“Of course you are,” she told him, taking one of his hands into hers and squeezing it. “When your father left us, you closed in on yourself.”
He frowned. Yeah, he knew that, but for some reason, he’d always thought he’d been successful at hiding it from his mom. He should have known better.
“I saw it happening, but I didn’t know how to fix it,” she said softly.
He didn’t want her feeling guilty about any of this. She’d done her best by him when his own damn father hadn’t cared enough to stick it out and try. “Mom—”
“No, listen to me, David.” She turned her face up to his and met his gaze squarely. “You were protecting yourself. A little boy who was so hurt he didn’t know what to do with himself. But, David, you can’t stay locked away your whole life.”
“I’m not,” he insisted, though his argument sounded hollow even to himself.
“Your father made mistakes. But he wasn’t afraid to say the words I love you.”
“No,” Dave said wryly. “He just was too much of a coward to stay and see to his family.”
“Maybe it was cowardly, maybe it was something else. We’ll never know,” Alice said, her voice nearly lost in the crackle of the fire. “But if you let what he did inform the decisions you make now, don’t you understand that you’re cheating yourself?”
“Hey,” Mike called from the doorway. “Sorry I’m late.”
Alice gave her son’s hand one last pat, then turned to greet her fiancé. The older man bent his head for a kiss and Dave watched as his mother threw her arms around Mike for a big hug.
He smiled to himself, grateful now that the first shock of seeing his mother with a man was over, that she’d found happiness again. That she’d found love.
And maybe she was right to call him a damn coward. Hadn’t his mother suffered more than he had? Losing her husband, her home, her livelihood? She’d become a single mother overnight and Dave had never once heard her complain or even bad-mouth his father.
Instead, she’d gone on. Built a life for herself and her son. She hadn’t wasted time worrying over a past that was dead and gone.
How could he do less?
“Dave?” Mike asked from across the room. “You okay?”
He looked at his foreman. “Yeah. I think I am. Or anyway,” he added as his mind started clicking, “I think I will be.”
* * *
The following night when the doorbell rang, Mia left the email she’d just received and went to answer it. She grabbed the bowl of Halloween candy, ready to greet yet another group of kids shouting, “Trick or treat!” With a smile she didn’t feel plastered to her face, she opened the door and looked into familiar, fog-gray eyes.
“Dave?

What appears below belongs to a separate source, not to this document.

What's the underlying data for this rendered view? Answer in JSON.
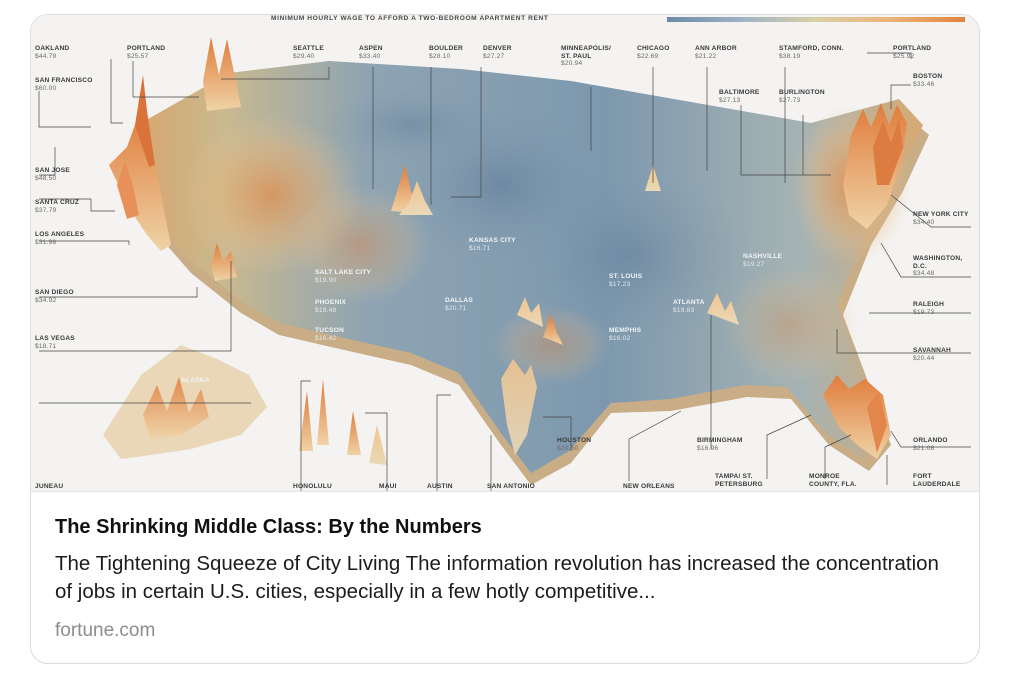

What’re you doing here?” She looked past him and saw ghosts and vampires and one tiny Chewbacca running up to the house across the street. “How did you get past the gate guard? I told him not to let you in.”
He frowned. “Explains why it took fifty bucks instead of twenty this time.”
“Oh, for—” Of course he’d bribed the gate guard. Why wouldn’t he? Dave Firestone did whatever he had to do to get what he wanted. She grabbed the edge of the door and tried to shut it, but he was too fast for her.
He slapped one hand to the heavy oak panel and said, “Let me in, Mia. Please.”
Surprised that he even knew that word, she could only nod and step back.
“What do you want, Dave?”
He snatched his hat off and tossed it to the couch behind him. “That’s gonna take some time.”
God, he looked so good. Lamplight played over his features and pooled around the two of them as if locking them into a golden bubble of light. It had been three days since she’d seen him and it felt like forever. Mia’s every instinct screamed at her to throw herself at him. To lose herself in the heat of him. To kiss him again and feel the electrical charge sizzle between them.
Heck, she’d been so lonely, there was part of her ready to tell him she’d accept his stupid contract. That she didn’t need him to love her. All she needed was him. But if she did that, gave in to her own urges, then she would be cheating them both out of what they could have had.
“Trick or treat!”
Mia jolted and clutched the bowl of candy to her chest. “I’m sorry. Kids.”
She forced herself to smile as she turned to the ballerina and the soldier standing on her front porch.